Step 1: Installing SQLite on Raspberry Pi
SQLite comes pre-installed on most Raspberry Pi OS distributions. To check if it’s installed, run:
sqlite3 --version
If SQLite is not installed, install it using:
sudo apt update
sudo apt install sqlite3 -y
To install SQLite development libraries (optional for Python or C++ integration):
sudo apt install libsqlite3-dev
Step 2: Creating a SQLite Database
To create a new SQLite database, open the SQLite shell:
sqlite3 mydatabase.db
This creates a new database file named mydatabase.db
.
Creating a Table
Inside the SQLite shell, create a table:
CREATE TABLE sensors (
id INTEGER PRIMARY KEY AUTOINCREMENT,
name TEXT,
value REAL,
timestamp DATETIME DEFAULT CURRENT_TIMESTAMP
);
Verify the table:
.tables
Inserting Data
INSERT INTO sensors (name, value) VALUES ('Temperature', 25.6);
Querying Data
SELECT * FROM sensors;
Exit SQLite:
.exit
Step 3: Using SQLite with Python
SQLite integrates seamlessly with Python, making it an excellent choice for Raspberry Pi projects.
Install SQLite Python Library
pip install sqlite3
Python Script to Read & Write Data
import sqlite3
# Connect to database
conn = sqlite3.connect("mydatabase.db")
cursor = conn.cursor()
# Insert data
cursor.execute("INSERT INTO sensors (name, value) VALUES (?, ?)", ("Humidity", 60.5))
conn.commit()
# Retrieve data
cursor.execute("SELECT * FROM sensors")
rows = cursor.fetchall()
for row in rows:
print(row)
# Close connection
conn.close()
Run the script:
python3 sqlite_script.py
Step 4: Automating Data Logging with Cron Jobs
Creating a Python Data Logger
Create a script logger.py
that reads sensor data and logs it to SQLite:
import sqlite3
import random
conn = sqlite3.connect("mydatabase.db")
cursor = conn.cursor()
sensor_value = round(random.uniform(20.0, 30.0), 2)

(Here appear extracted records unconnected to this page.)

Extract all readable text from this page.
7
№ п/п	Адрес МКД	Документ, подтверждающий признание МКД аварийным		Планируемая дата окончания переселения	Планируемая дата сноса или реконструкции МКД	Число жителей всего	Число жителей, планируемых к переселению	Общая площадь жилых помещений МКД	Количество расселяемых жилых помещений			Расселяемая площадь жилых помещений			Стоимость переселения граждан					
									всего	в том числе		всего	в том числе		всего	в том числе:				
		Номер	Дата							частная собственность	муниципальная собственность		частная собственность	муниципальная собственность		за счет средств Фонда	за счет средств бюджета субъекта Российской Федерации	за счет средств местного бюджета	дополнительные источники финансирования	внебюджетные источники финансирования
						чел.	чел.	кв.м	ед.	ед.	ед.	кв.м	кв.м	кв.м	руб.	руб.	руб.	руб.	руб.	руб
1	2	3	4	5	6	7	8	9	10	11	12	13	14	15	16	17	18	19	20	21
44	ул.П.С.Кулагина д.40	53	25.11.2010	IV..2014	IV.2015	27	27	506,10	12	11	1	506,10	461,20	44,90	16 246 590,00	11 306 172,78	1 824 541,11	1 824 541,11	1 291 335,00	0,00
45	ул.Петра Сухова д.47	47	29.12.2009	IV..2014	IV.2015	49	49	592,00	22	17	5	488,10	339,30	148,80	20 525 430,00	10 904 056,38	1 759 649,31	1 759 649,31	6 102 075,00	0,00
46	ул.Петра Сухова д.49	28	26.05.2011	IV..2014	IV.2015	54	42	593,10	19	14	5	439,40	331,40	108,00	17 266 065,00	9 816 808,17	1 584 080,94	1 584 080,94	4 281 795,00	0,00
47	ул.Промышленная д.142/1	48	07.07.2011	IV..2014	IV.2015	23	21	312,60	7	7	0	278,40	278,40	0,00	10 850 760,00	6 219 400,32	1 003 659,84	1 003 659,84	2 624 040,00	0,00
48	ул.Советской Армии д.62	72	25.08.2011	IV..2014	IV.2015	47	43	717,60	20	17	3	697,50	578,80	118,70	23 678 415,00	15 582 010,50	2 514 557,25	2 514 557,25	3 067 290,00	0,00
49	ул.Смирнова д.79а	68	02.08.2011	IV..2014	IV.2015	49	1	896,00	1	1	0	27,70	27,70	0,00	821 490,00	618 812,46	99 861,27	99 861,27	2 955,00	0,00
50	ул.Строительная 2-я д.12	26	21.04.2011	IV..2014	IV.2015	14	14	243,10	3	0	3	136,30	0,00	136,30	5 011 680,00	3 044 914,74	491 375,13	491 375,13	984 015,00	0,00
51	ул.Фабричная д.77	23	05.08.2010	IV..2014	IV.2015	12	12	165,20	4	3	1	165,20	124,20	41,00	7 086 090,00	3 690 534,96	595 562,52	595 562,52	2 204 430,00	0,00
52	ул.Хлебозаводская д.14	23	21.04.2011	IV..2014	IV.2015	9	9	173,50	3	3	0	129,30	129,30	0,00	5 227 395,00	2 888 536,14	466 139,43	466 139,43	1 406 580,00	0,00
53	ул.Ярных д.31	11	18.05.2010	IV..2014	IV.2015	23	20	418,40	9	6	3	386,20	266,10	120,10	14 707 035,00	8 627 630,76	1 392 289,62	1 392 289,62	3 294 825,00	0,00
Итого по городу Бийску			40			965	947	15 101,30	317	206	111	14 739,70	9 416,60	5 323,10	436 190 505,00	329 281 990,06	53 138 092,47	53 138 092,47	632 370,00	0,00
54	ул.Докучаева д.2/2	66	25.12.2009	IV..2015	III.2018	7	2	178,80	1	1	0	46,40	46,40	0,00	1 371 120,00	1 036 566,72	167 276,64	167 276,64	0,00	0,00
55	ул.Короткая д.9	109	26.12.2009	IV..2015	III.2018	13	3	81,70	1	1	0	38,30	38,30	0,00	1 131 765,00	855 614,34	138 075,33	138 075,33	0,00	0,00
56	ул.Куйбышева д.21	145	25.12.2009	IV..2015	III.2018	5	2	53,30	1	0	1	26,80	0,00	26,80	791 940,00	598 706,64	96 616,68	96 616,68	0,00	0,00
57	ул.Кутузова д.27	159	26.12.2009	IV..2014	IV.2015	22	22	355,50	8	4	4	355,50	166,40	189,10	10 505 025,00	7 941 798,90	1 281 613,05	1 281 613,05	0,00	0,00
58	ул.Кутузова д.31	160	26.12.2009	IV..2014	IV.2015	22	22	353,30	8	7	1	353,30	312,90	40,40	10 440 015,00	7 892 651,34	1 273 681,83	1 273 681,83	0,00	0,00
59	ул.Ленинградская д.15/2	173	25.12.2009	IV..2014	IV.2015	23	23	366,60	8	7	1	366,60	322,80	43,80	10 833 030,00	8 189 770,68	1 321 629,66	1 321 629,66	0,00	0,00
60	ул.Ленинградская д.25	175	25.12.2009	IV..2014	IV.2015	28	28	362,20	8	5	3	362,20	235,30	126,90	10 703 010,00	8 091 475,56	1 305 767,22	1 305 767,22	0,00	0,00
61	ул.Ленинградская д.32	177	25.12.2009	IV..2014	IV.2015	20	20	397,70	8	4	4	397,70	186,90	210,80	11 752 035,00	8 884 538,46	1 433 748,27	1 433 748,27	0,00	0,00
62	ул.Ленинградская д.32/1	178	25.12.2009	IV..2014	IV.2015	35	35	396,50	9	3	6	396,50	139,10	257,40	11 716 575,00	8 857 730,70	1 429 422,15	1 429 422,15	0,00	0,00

cursor.execute("INSERT INTO sensors (name, value) VALUES (?, ?)", ("Temperature", sensor_value))
conn.commit()
conn.close()
Scheduling the Script with Cron
Edit the crontab:
crontab -e
Add the following line to log data every minute:
* * * * * /usr/bin/python3 /home/pi/logger.py
Save and exit. This will execute logger.py
every minute and store the data in mydatabase.db
.
Step 5: Backing Up & Restoring SQLite Data
Backup the Database
sqlite3 mydatabase.db ".backup mydatabase_backup.db"
Restore from Backup
sqlite3 mydatabase.db ".restore mydatabase_backup.db"
Conclusion
SQLite is a powerful and efficient database for Raspberry Pi applications. In this guide, we covered:
- Installing and setting up SQLite
- Creating and managing a database
- Using SQLite with Python
- Automating data logging with cron jobs
- Backing up and restoring data
With these skills, you can build robust IoT projects, data logging applications, and embedded systems using SQLite on Raspberry Pi!